In fact, I haven't heard anyone in the administration talk about using
RFID to improve food safety. In President Barack Obama's weekly radio address of Mar. 14, for instance, he did not mention either RFID or serialization upon announcing the appointments of Dr. Margaret Hamburg as FDA commissioner and Dr. Joshua Sharfstein as principal deputy commissioner, and the creation of the
President's Food Safety Working Group.
But the RFID industry has not done a good job of promoting the benefits of RFID technology in enhancing food safety and facilitating recalls (see
The RFID Industry Misses the Boat on Food Safety). The reality is that no matter how much governments expand inspections, tighten regulations and promote safer business practices in an attempt to stop outbreaks of food-borne illnesses, they will continue to occur. And with the food chain becoming increasingly global, having a standards-based system to capture data cost-effectively and share that information in near-real time is going to be essential.

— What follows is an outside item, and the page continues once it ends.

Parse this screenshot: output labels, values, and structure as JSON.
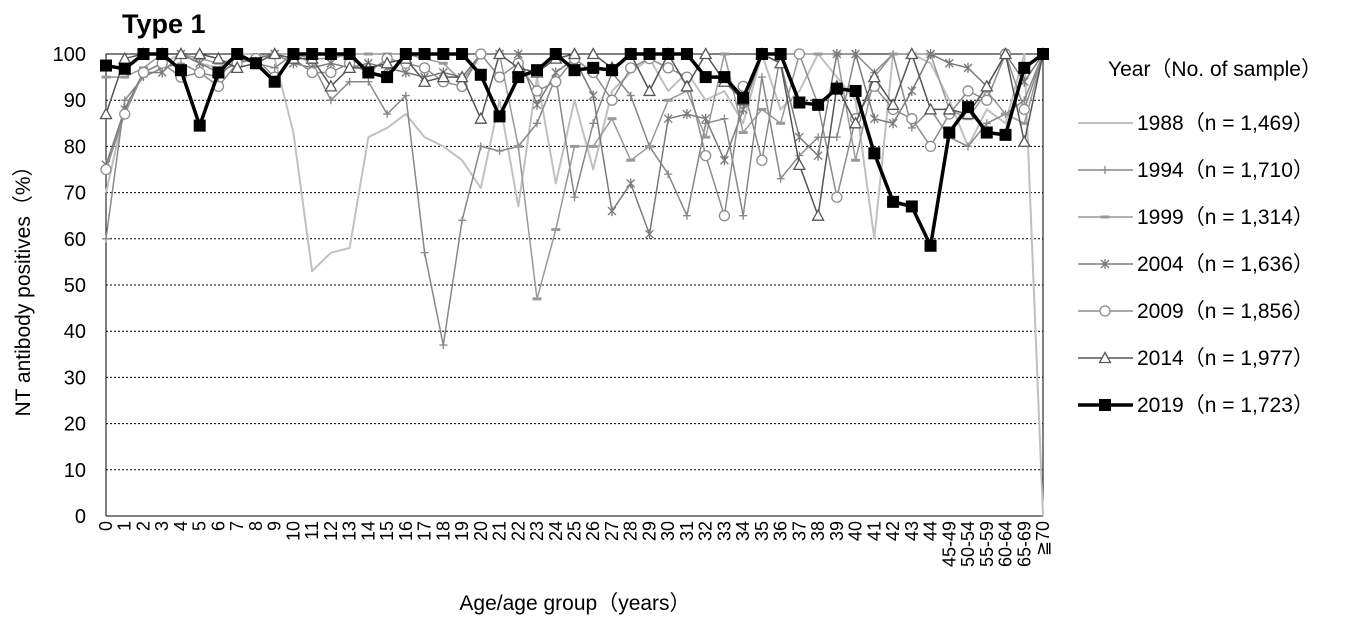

Bar codes will continue to be an important part of any traceability solution, but RFID is essential because data can be captured without a great deal of human labor. Tracking individual lots of food items at every point of the supply chain would require an army of people equipped with bar-code scanners. RFID, on the other hand, can capture serialized data without any human intervention. In the wet, muddy conditions of a farm, RFID is simply more effective than bar codes. And low-cost sensors are emerging to detect when food is exposed to higher-than-acceptable temperatures.